Uzmanlar uyarıyor: Dizilerdeki karizmatik şiddet karakterleri gençlerde normalleşme riski taşıyor
MEHMET KARA - Üsküdar Üniversitesi NP Feneryolu Tıp Merkezi Psikiyatr Prof. Dr. Serdar Nurmedov, şiddet içeren dizi ve filmlerde "karizmatik" rollerle sunulan karakterlerin gençler üzerinde model oluşturabildiğini, bunun da şiddeti "çekici" ve "meşru" bir davranış olarak algılatabileceğini söylüyor. Nurmedov, AA muhabirine yaptığı açıklamada ebeveynlere çocuklarıyla bu tür içerikleri tartışmalarını önerdi.
Gençler karakterlere duygusal olarak "bağlanabiliyor"
Prof. Dr. Serdar Nurmedov, ergenlik dönemindeki gençlerin dizi ve film karakterleriyle güçlü duygusal bağlar kurabildiğine dikkat çekiyor. Nurmedov, "Şiddet içerikli bu diziler ya da filmler ergenleri çok çabuk gaza getirip frene basmasını zorlaştırırlar. O karakterin oynadığı o performansta kendi hayatına bir yere temas ediyorsa onunla birebir bir bağ kurar. Karakterin üzüldüğü yerde gerçek üzüntü yaşar, karakterin sevindiği yerde gerçek bir sevinç yaşar." ifadelerini kullandı.
Nurmedov, yapımlarda kullanılan mesaj ve sloganların izlenme kaygısıyla hazırlandığında gençlerde tehlikeli bir normalleştirmeye yol açabileceğini vurguladı. Örnek olarak, "Sonunu düşünen kahraman olamaz" gibi sloganların "kahraman olmak için sonunu düşünmemek gerekir" şeklinde tehlikeli bir mesaj verebileceğini belirtti.
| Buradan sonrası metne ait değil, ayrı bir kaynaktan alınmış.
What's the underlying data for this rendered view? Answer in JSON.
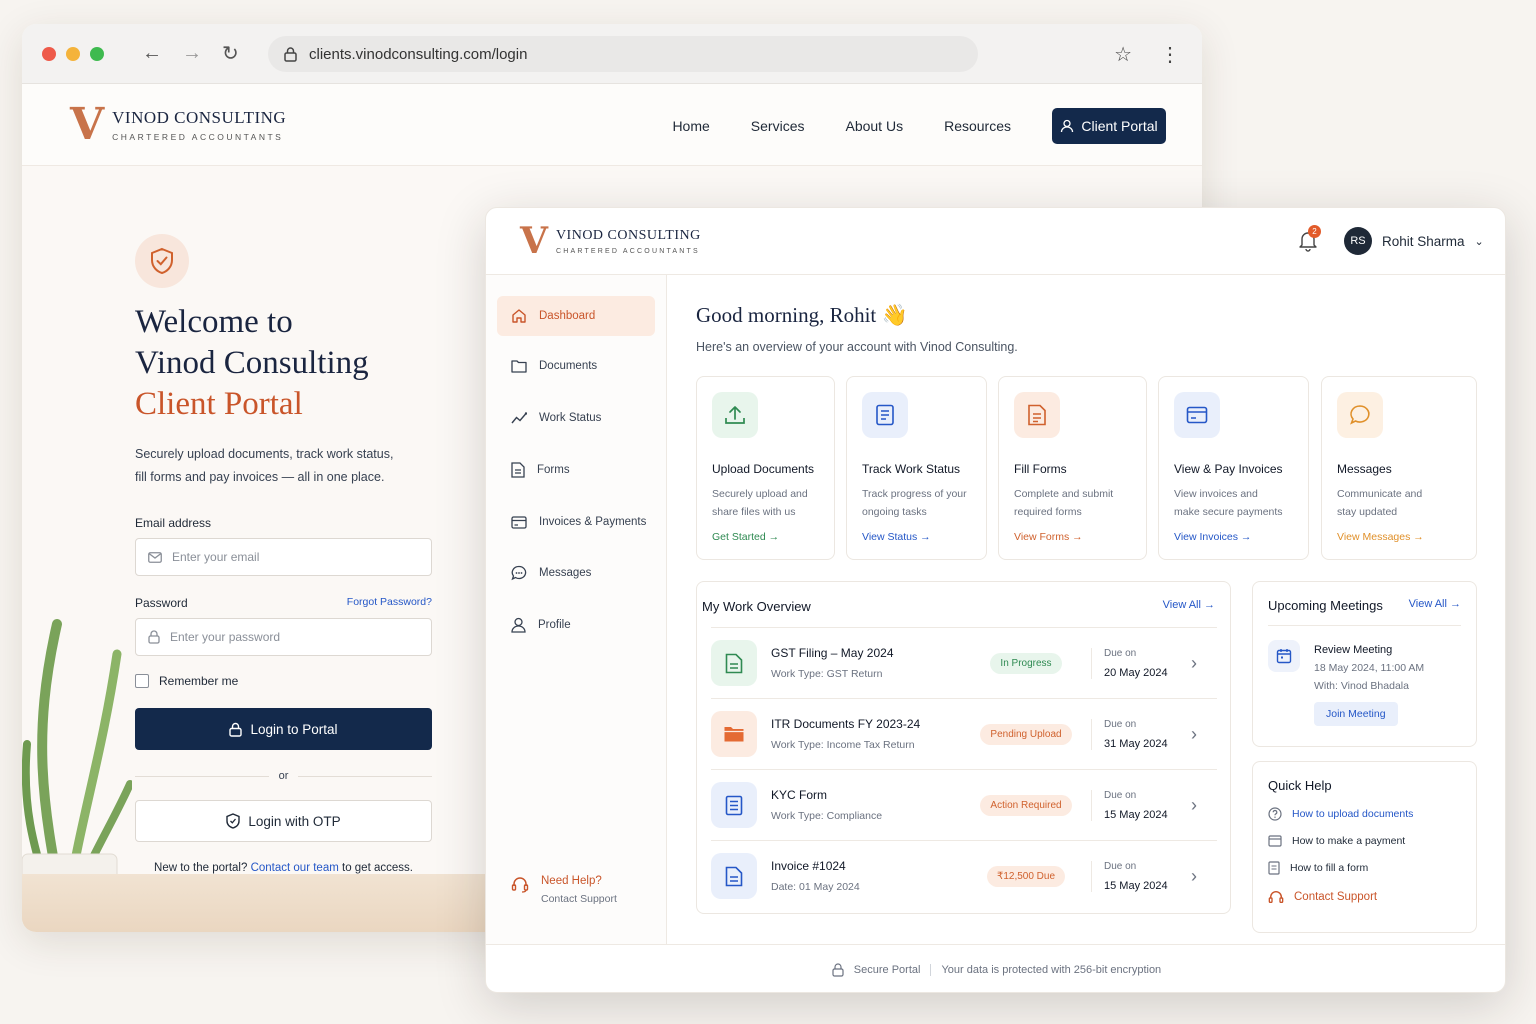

Ayrıca "parasosyal bağlanma" kavramına değinerek, tek taraflı ama gerçek hissedilen bu bağlanmanın özellikle kimlik gelişimi tamamlanmamış gençleri etkilediğini aktardı.
Dizilerde şiddetin sonuçları ve yapımcıların sorumluluğu
Nurmedov, gençlerin bir davranışın sonucuna bakarak modellediğini, eğer şiddet ödüllendiriliyormuş gibi sunulursa gençlerin bunu makul görüp davranışı tekrar edebileceğini söyledi. "Ergenlerde dürtü kontrolü ve muhakemeden sorumlu bölge henüz gelişmediği için nerede durması gerektiğini bilemezler" diyen Nurmedov, milyonların sevdiği bir karakterin yanlış davranışı normalleştirebileceğini ifade etti.
Bu nedenle Nurmedov, şiddet sahnelerinin yapım içinde açıkça bir sonucu, cezası veya mağdurun hakkını almasının gösterilmesi gerektiğini belirtiyor. "Dizilerde şiddetin dramatize edilmesi tehlikeli; şiddetin her türlüsünün yanlış olduğu ve sonuçlarının görüldüğü yapımlar kişilik gelişimi açısından önemlidir."
Ebeveynlere ve denetleyici kuruma öneriler
Uzman, ebeveynlere içerik karşısında aktif rol düşüğünü vurguluyor: çocuklarla birlikte izleme, uygun anlarda durdurup duygularını, düşüncelerini sorma ve yapıcı bir rehberlik sağlama. "Anne ve babanın çocukların karşısına kendilerinin rol model olarak çıkması gerekiyor. 'Dizilerde böyle ama gerçek hayatta böyle olmuyor.' mesajının verilmesi önemli" dedi. Ebeveynlerin polissavar değil rehber bir tutumla yaklaşması gerektiğini ekledi.
Prof. Dr. Serdar Nurmedov ayrıca Radyo ve Televizyon Üst Kurulu'na (RTÜK) yönelik bir öneride bulunarak, çocuk ve gençlere yönelik yapımların denetim sürecinde çocuk psikiyatristi ya da çocuk psikoloğu danışmanı bulundurulmasının faydalı olacağını söyledi.
Nurmedov'un görüşleri, gençlerin medya içeriğiyle kurduğu duygusal bağın ve yapımlarda verilen mesajların sonuçlarının nasıl algılandığının, şiddetin normalleşip normalleşmemesinde belirleyici olduğunu gösteriyor. Uzmanlar, hem yapımcıların hem ailelerin bu etkiye karşı sorumluluk alması gerektiğini vurguluyor.